- Born: December 18, 1938 Timberville, Virginia, U.S.
- Died: January 13, 2005 (aged 66) Harrisonburg, Virginia, U.S.

NASCAR Cup Series career
- 20 races run over 6 years
- Best finish: 33rd – 1965
- First race: 1965 Daytona 500 (Daytona)
- Last race: 1980 Holly Farms 400 (North Wilkesboro)
| Wins | Top tens | Poles |
| 0 | 2 | 0 |

= Bub Strickler =

Racecar driver from Virginia

Earl H. "Bub" Strickler (December 18, 1938 – January 13, 2005) was an American NASCAR Winston Cup Series driver who competed from 1965 to 1980.

==Career==
Strickler would compete in 3385 laps of Winston Cup Series racing; for a grand total of 3149.3 mi. His total career earnings would be $11,065 ($ when adjusted for inflation). While Strickler would start in 26th place on average; his average finishes would be in 22nd place. Both of Strickler's top-ten finishes would come in his rookie year. Bristol Motor Speedway and Richmond International Raceway would be his best tracks in NASCAR's modern era while Rockingham Speedway would become his worst enemy.
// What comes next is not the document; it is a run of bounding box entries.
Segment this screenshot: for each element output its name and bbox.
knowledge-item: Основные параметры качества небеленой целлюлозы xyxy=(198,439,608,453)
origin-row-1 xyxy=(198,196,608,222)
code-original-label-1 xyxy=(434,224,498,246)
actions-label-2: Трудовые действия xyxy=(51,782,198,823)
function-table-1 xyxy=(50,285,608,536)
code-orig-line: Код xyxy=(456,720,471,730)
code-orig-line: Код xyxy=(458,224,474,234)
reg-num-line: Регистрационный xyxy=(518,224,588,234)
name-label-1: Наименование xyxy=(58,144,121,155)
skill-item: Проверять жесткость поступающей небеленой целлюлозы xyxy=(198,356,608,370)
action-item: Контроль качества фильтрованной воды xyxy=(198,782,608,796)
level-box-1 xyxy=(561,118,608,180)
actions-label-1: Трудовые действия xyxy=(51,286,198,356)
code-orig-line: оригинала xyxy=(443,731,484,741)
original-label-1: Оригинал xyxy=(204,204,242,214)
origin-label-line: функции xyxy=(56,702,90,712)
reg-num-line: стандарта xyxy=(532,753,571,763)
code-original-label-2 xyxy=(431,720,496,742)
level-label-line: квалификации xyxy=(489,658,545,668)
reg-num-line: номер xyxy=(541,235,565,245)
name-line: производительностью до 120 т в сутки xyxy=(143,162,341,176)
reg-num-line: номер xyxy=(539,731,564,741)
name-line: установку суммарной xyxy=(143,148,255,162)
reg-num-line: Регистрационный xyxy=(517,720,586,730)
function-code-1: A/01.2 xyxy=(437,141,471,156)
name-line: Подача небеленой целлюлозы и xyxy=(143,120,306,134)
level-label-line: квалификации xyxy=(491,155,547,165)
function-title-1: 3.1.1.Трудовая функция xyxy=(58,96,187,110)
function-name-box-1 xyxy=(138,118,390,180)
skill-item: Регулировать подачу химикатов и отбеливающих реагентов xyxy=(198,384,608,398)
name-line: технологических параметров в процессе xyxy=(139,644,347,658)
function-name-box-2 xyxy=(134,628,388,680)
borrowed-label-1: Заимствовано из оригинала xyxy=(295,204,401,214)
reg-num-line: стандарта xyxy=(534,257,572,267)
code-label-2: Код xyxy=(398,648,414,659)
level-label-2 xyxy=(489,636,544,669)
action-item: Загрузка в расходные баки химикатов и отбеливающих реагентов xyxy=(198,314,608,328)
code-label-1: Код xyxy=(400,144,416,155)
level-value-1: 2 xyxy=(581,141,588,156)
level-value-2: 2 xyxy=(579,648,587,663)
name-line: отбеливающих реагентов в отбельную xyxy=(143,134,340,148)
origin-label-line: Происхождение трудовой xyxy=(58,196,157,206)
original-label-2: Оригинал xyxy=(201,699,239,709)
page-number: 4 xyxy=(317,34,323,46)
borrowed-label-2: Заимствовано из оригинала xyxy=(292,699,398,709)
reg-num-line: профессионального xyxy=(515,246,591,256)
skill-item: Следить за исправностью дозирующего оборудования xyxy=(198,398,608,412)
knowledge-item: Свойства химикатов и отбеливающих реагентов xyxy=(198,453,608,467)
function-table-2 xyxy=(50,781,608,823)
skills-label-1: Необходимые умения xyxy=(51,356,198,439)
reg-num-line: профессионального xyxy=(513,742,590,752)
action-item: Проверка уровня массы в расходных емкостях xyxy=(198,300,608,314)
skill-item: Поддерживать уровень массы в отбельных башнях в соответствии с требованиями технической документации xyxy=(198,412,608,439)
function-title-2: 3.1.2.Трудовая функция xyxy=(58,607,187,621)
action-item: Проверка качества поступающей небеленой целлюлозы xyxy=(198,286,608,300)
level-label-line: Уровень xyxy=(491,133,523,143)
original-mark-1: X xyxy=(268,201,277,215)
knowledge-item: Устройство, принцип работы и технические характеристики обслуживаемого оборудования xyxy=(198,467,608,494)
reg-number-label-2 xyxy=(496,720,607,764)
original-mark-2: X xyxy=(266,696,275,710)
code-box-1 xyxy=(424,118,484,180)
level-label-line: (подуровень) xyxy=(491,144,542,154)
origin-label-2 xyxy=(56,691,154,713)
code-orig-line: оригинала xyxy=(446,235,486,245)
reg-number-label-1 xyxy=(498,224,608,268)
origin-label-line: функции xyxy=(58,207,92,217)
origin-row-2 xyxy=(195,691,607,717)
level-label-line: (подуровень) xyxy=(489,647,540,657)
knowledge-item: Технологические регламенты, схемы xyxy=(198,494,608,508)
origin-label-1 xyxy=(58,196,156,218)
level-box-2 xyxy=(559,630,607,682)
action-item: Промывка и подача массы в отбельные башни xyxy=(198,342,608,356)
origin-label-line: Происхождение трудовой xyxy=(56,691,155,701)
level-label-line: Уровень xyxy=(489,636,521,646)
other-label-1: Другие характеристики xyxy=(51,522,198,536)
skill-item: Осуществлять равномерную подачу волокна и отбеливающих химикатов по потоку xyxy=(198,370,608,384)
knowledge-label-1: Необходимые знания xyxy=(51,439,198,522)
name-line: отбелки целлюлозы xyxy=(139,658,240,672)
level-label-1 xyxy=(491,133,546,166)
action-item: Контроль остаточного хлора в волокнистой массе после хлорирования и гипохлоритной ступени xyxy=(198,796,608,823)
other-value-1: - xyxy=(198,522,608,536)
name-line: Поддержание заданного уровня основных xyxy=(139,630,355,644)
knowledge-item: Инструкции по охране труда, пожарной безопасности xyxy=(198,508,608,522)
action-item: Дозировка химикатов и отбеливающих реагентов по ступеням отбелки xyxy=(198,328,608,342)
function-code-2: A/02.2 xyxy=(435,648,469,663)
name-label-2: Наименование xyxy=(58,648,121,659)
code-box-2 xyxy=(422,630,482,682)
After failing to qualify for the 1972 Miller High Life 500, Strickler would only race on a part-time basis in the NASCAR Cup Series before ultimately retiring after the 1980 season. Strickler's employers included himself, Shorty Johns, Joan Petre, and Jim Norris. The vehicle and sponsor that Strickler would use was the No. 60 Duro-Bond Chevrolet of Jim Norris.

Strickler died on January 13, 2005, at Harrisonburg Health and Rehabilitation Center in Harrisonburg, Virginia, leaving two children.